You see, I have things to work through, things to settle in my heart before I can give our youngest daughter the attention she deserves, before I can be there for her wholly. I need time to heal. God is using this to draw me closer to Him, to bring me to a place of utter dependence on Him, on His timing, on His plan...not my own.

And all through this, God is providing. Giving me a family who is patient with my healing, friends who know exactly what I need to hear at exactly the right time, a summer schedule that allows me the freedom to heal at a slower, more complete pace than school time would allow. He's flooding my mind with happy memories, little reminders of all that Daddy was to me.
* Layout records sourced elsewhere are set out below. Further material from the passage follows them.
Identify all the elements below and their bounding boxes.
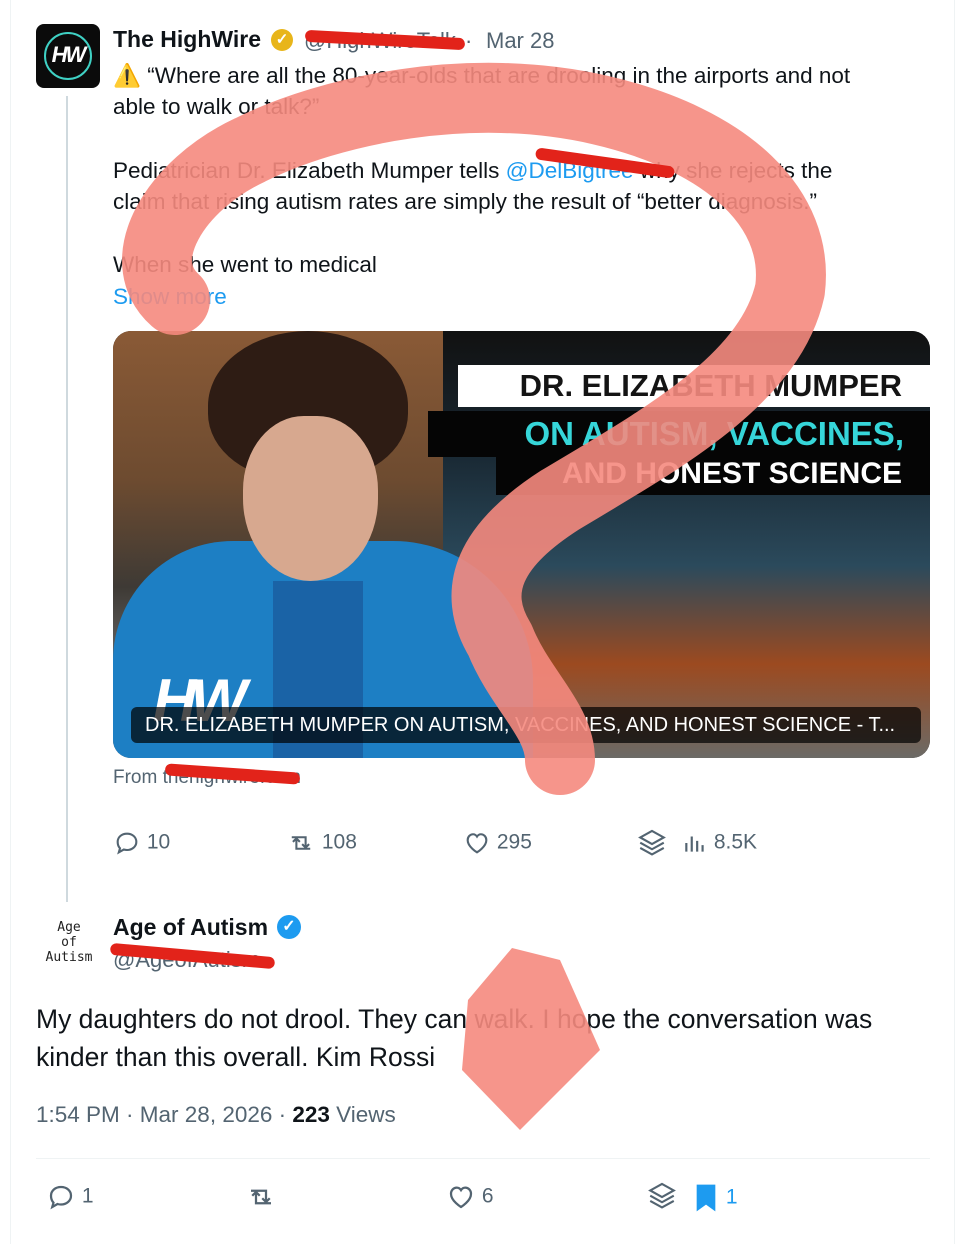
- reply-text-line2: kinder than this overall. Kim Rossi: [36, 1042, 436, 1072]
- verified-blue-icon: ✓: [277, 915, 301, 939]
- divider: [36, 1158, 930, 1159]
- tweet-text-paragraph2: Pediatrician Dr. Elizabeth Mumper tells …: [113, 158, 833, 183]
- age-of-autism-avatar[interactable]: Age of Autism: [36, 912, 102, 978]
- heart-icon: [466, 833, 488, 854]
- views-count-2: 223: [292, 1102, 330, 1127]
- card-title-line1: DR. ELIZABETH MUMPER: [458, 365, 930, 407]
- bookmark-count: 1: [725, 1185, 738, 1209]
- dot-separator: ·: [465, 28, 473, 53]
- like-count-2: 6: [481, 1184, 494, 1208]
- author-name[interactable]: The HighWire: [113, 26, 261, 53]
- reply-text-line1: My daughters do not drool. They can walk…: [36, 1004, 873, 1034]
- stack-button[interactable]: [636, 827, 668, 861]
- layers-icon: [638, 829, 666, 856]
- highwire-avatar[interactable]: HW: [36, 24, 100, 88]
- warning-icon: ⚠️: [113, 63, 142, 88]
- thread-connector-line: [66, 96, 68, 902]
- tweet-timestamp[interactable]: 1:54 PM · Mar 28, 2026 · 223 Views: [36, 1102, 396, 1128]
- tweet-text-paragraph2-line2: claim that rising autism rates are simpl…: [113, 189, 818, 214]
- like-count: 295: [496, 830, 532, 854]
- repost-button-2[interactable]: [244, 1182, 278, 1212]
- tweet-text-line2: able to walk or talk?”: [113, 94, 320, 119]
- like-button[interactable]: 295: [463, 829, 532, 857]
- verified-gold-icon: ✓: [271, 29, 293, 51]
- tweet-text-paragraph3: When she went to medical: [113, 252, 377, 277]
- bookmark-button[interactable]: 1: [692, 1182, 738, 1214]
- reply-button[interactable]: 10: [113, 829, 170, 857]
- card-image-person-face: [243, 416, 378, 581]
- frame-border-right: [954, 0, 955, 1244]
- frame-border-left: [10, 0, 11, 1244]
- author-name-2[interactable]: Age of Autism: [113, 914, 268, 941]
- reply-icon: [116, 832, 138, 855]
- repost-button[interactable]: 108: [286, 829, 357, 857]
- layers-icon: [648, 1182, 676, 1209]
- card-title-line3: AND HONEST SCIENCE: [496, 453, 930, 495]
- repost-count: 108: [321, 830, 357, 854]
- bookmark-icon: [696, 1184, 716, 1212]
- link-card[interactable]: HW DR. ELIZABETH MUMPER ON AUTISM, VACCI…: [113, 331, 930, 758]
- views-count: 8.5K: [713, 830, 758, 854]
- stack-button-2[interactable]: [646, 1180, 678, 1214]
- reply-icon: [49, 1185, 73, 1210]
- card-caption: DR. ELIZABETH MUMPER ON AUTISM, VACCINES…: [131, 707, 921, 743]
- card-title-line2: ON AUTISM, VACCINES,: [428, 411, 930, 457]
- views-button[interactable]: 8.5K: [682, 829, 757, 857]
- reply-button-2[interactable]: 1: [46, 1182, 94, 1212]
- tweet-date[interactable]: Mar 28: [486, 28, 554, 54]
- repost-icon: [251, 1189, 271, 1205]
- analytics-icon: [685, 836, 704, 852]
- highwire-logo: HW: [51, 42, 87, 67]
- like-button-2[interactable]: 6: [446, 1182, 494, 1212]
- reply-count-2: 1: [81, 1184, 94, 1208]
- tweet-text-line1: ⚠️ “Where are all the 80-year-olds that …: [113, 63, 851, 88]
- repost-icon: [291, 836, 311, 850]
- show-more-link[interactable]: Show more: [113, 281, 227, 312]
- heart-icon: [449, 1186, 473, 1209]
- reply-count: 10: [146, 830, 171, 854]
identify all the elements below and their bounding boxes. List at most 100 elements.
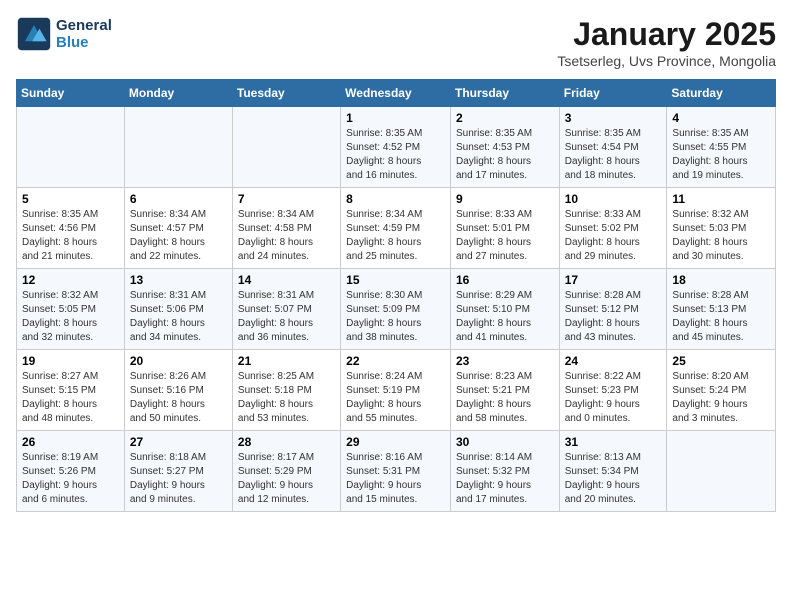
day-number: 3 xyxy=(565,111,662,125)
calendar-cell: 9 Sunrise: 8:33 AM Sunset: 5:01 PM Daylig… xyxy=(450,188,559,269)
day-number: 10 xyxy=(565,192,662,206)
title-block: January 2025 Tsetserleg, Uvs Province, M… xyxy=(557,16,776,69)
calendar-cell: 13 Sunrise: 8:31 AM Sunset: 5:06 PM Dayli… xyxy=(124,269,232,350)
calendar-cell: 10 Sunrise: 8:33 AM Sunset: 5:02 PM Dayli… xyxy=(559,188,667,269)
day-number: 17 xyxy=(565,273,662,287)
day-number: 24 xyxy=(565,354,662,368)
calendar-cell: 30 Sunrise: 8:14 AM Sunset: 5:32 PM Dayli… xyxy=(450,431,559,512)
day-number: 8 xyxy=(346,192,445,206)
calendar-cell: 15 Sunrise: 8:30 AM Sunset: 5:09 PM Dayli… xyxy=(341,269,451,350)
calendar-cell: 20 Sunrise: 8:26 AM Sunset: 5:16 PM Dayli… xyxy=(124,350,232,431)
calendar-cell: 27 Sunrise: 8:18 AM Sunset: 5:27 PM Dayli… xyxy=(124,431,232,512)
header-day-sunday: Sunday xyxy=(17,80,125,107)
day-detail: Sunrise: 8:27 AM Sunset: 5:15 PM Dayligh… xyxy=(22,370,119,426)
day-number: 20 xyxy=(130,354,227,368)
day-detail: Sunrise: 8:26 AM Sunset: 5:16 PM Dayligh… xyxy=(130,370,227,426)
day-detail: Sunrise: 8:32 AM Sunset: 5:03 PM Dayligh… xyxy=(672,208,770,264)
day-detail: Sunrise: 8:34 AM Sunset: 4:58 PM Dayligh… xyxy=(238,208,335,264)
day-detail: Sunrise: 8:35 AM Sunset: 4:56 PM Dayligh… xyxy=(22,208,119,264)
calendar-cell: 24Sunrise: 8:22 AM Sunset: 5:23 PM Dayli… xyxy=(559,350,667,431)
logo-text: General Blue xyxy=(56,17,112,51)
day-number: 4 xyxy=(672,111,770,125)
calendar-cell: 22 Sunrise: 8:24 AM Sunset: 5:19 PM Dayli… xyxy=(341,350,451,431)
day-number: 25 xyxy=(672,354,770,368)
logo-icon xyxy=(16,16,52,52)
day-number: 27 xyxy=(130,435,227,449)
day-detail: Sunrise: 8:18 AM Sunset: 5:27 PM Dayligh… xyxy=(130,451,227,507)
day-detail: Sunrise: 8:33 AM Sunset: 5:02 PM Dayligh… xyxy=(565,208,662,264)
day-detail: Sunrise: 8:13 AM Sunset: 5:34 PM Dayligh… xyxy=(565,451,662,507)
calendar-cell: 4 Sunrise: 8:35 AM Sunset: 4:55 PM Daylig… xyxy=(667,107,776,188)
day-detail: Sunrise: 8:30 AM Sunset: 5:09 PM Dayligh… xyxy=(346,289,445,345)
day-number: 9 xyxy=(456,192,554,206)
day-number: 21 xyxy=(238,354,335,368)
day-detail: Sunrise: 8:28 AM Sunset: 5:12 PM Dayligh… xyxy=(565,289,662,345)
calendar-cell xyxy=(17,107,125,188)
day-detail: Sunrise: 8:23 AM Sunset: 5:21 PM Dayligh… xyxy=(456,370,554,426)
header-day-wednesday: Wednesday xyxy=(341,80,451,107)
calendar-cell: 17 Sunrise: 8:28 AM Sunset: 5:12 PM Dayli… xyxy=(559,269,667,350)
day-number: 11 xyxy=(672,192,770,206)
calendar-cell: 8 Sunrise: 8:34 AM Sunset: 4:59 PM Daylig… xyxy=(341,188,451,269)
calendar-cell: 3 Sunrise: 8:35 AM Sunset: 4:54 PM Daylig… xyxy=(559,107,667,188)
calendar-table: SundayMondayTuesdayWednesdayThursdayFrid… xyxy=(16,79,776,512)
day-detail: Sunrise: 8:35 AM Sunset: 4:55 PM Dayligh… xyxy=(672,127,770,183)
day-detail: Sunrise: 8:32 AM Sunset: 5:05 PM Dayligh… xyxy=(22,289,119,345)
calendar-week-1: 1 Sunrise: 8:35 AM Sunset: 4:52 PM Daylig… xyxy=(17,107,776,188)
day-number: 6 xyxy=(130,192,227,206)
calendar-cell: 6 Sunrise: 8:34 AM Sunset: 4:57 PM Daylig… xyxy=(124,188,232,269)
day-detail: Sunrise: 8:34 AM Sunset: 4:59 PM Dayligh… xyxy=(346,208,445,264)
day-detail: Sunrise: 8:34 AM Sunset: 4:57 PM Dayligh… xyxy=(130,208,227,264)
day-number: 28 xyxy=(238,435,335,449)
day-detail: Sunrise: 8:17 AM Sunset: 5:29 PM Dayligh… xyxy=(238,451,335,507)
logo: General Blue xyxy=(16,16,112,52)
day-number: 1 xyxy=(346,111,445,125)
calendar-cell: 14Sunrise: 8:31 AM Sunset: 5:07 PM Dayli… xyxy=(232,269,340,350)
calendar-cell: 12Sunrise: 8:32 AM Sunset: 5:05 PM Dayli… xyxy=(17,269,125,350)
calendar-cell: 23 Sunrise: 8:23 AM Sunset: 5:21 PM Dayli… xyxy=(450,350,559,431)
calendar-cell: 25 Sunrise: 8:20 AM Sunset: 5:24 PM Dayli… xyxy=(667,350,776,431)
calendar-cell: 31 Sunrise: 8:13 AM Sunset: 5:34 PM Dayli… xyxy=(559,431,667,512)
day-detail: Sunrise: 8:33 AM Sunset: 5:01 PM Dayligh… xyxy=(456,208,554,264)
calendar-cell: 2Sunrise: 8:35 AM Sunset: 4:53 PM Daylig… xyxy=(450,107,559,188)
calendar-week-4: 19Sunrise: 8:27 AM Sunset: 5:15 PM Dayli… xyxy=(17,350,776,431)
calendar-week-2: 5 Sunrise: 8:35 AM Sunset: 4:56 PM Daylig… xyxy=(17,188,776,269)
header-day-tuesday: Tuesday xyxy=(232,80,340,107)
calendar-cell: 5 Sunrise: 8:35 AM Sunset: 4:56 PM Daylig… xyxy=(17,188,125,269)
calendar-cell: 1 Sunrise: 8:35 AM Sunset: 4:52 PM Daylig… xyxy=(341,107,451,188)
day-detail: Sunrise: 8:24 AM Sunset: 5:19 PM Dayligh… xyxy=(346,370,445,426)
day-detail: Sunrise: 8:35 AM Sunset: 4:53 PM Dayligh… xyxy=(456,127,554,183)
page-header: General Blue January 2025 Tsetserleg, Uv… xyxy=(16,16,776,69)
day-number: 7 xyxy=(238,192,335,206)
day-number: 29 xyxy=(346,435,445,449)
day-detail: Sunrise: 8:35 AM Sunset: 4:54 PM Dayligh… xyxy=(565,127,662,183)
day-detail: Sunrise: 8:35 AM Sunset: 4:52 PM Dayligh… xyxy=(346,127,445,183)
day-number: 22 xyxy=(346,354,445,368)
day-number: 5 xyxy=(22,192,119,206)
calendar-cell xyxy=(124,107,232,188)
day-detail: Sunrise: 8:19 AM Sunset: 5:26 PM Dayligh… xyxy=(22,451,119,507)
header-day-monday: Monday xyxy=(124,80,232,107)
day-detail: Sunrise: 8:31 AM Sunset: 5:07 PM Dayligh… xyxy=(238,289,335,345)
day-number: 15 xyxy=(346,273,445,287)
calendar-cell: 28 Sunrise: 8:17 AM Sunset: 5:29 PM Dayli… xyxy=(232,431,340,512)
day-detail: Sunrise: 8:16 AM Sunset: 5:31 PM Dayligh… xyxy=(346,451,445,507)
day-detail: Sunrise: 8:25 AM Sunset: 5:18 PM Dayligh… xyxy=(238,370,335,426)
calendar-cell: 7 Sunrise: 8:34 AM Sunset: 4:58 PM Daylig… xyxy=(232,188,340,269)
day-detail: Sunrise: 8:20 AM Sunset: 5:24 PM Dayligh… xyxy=(672,370,770,426)
calendar-cell xyxy=(232,107,340,188)
day-number: 13 xyxy=(130,273,227,287)
day-number: 16 xyxy=(456,273,554,287)
day-detail: Sunrise: 8:31 AM Sunset: 5:06 PM Dayligh… xyxy=(130,289,227,345)
calendar-cell: 29 Sunrise: 8:16 AM Sunset: 5:31 PM Dayli… xyxy=(341,431,451,512)
day-number: 31 xyxy=(565,435,662,449)
calendar-cell xyxy=(667,431,776,512)
header-day-friday: Friday xyxy=(559,80,667,107)
day-number: 30 xyxy=(456,435,554,449)
calendar-week-3: 12Sunrise: 8:32 AM Sunset: 5:05 PM Dayli… xyxy=(17,269,776,350)
calendar-cell: 18Sunrise: 8:28 AM Sunset: 5:13 PM Dayli… xyxy=(667,269,776,350)
day-number: 18 xyxy=(672,273,770,287)
calendar-week-5: 26Sunrise: 8:19 AM Sunset: 5:26 PM Dayli… xyxy=(17,431,776,512)
day-detail: Sunrise: 8:14 AM Sunset: 5:32 PM Dayligh… xyxy=(456,451,554,507)
day-number: 23 xyxy=(456,354,554,368)
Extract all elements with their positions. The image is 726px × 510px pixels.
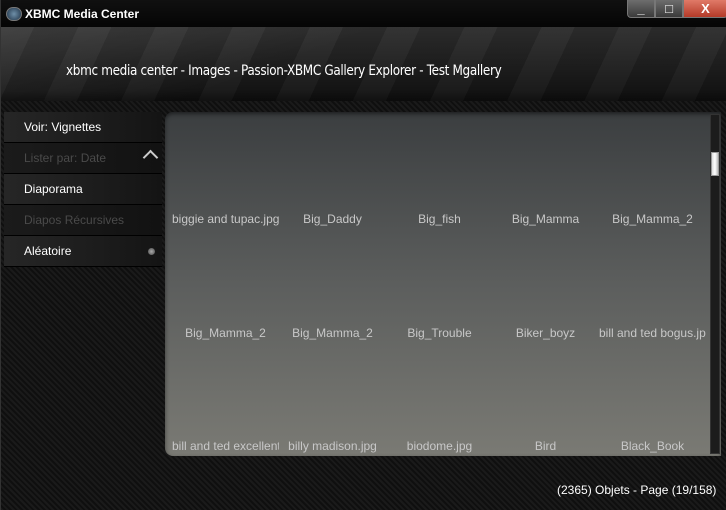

And God, in all His wisdom, is allowing Daddy to provide for his new granddaughter, who he SO wanted to meet, even after his death. You see, friends, the remainder of Daddy's life insurance is going directly into our adoption fund. It's an amount he could never have given while he was alive, as he was a man of little means. But if he'd had it, he would've gladly given it. He wanted to meet her, to hold her, to tell her all about his Jesus who loves her.  Since he will not meet her this side of heaven, the next best thing we can do is to honor him in this way. He would LOVE to know he is having such a big impact, that some good is coming from our loss. It is bittersweet for me.

A friend posted this on her blog a while back and it is ringing so true today:

Sweet is nice enough.
But bittersweet is beautiful, nuanced, full of depth & complexity.
Bittersweet is courageous, gutsy, earthy.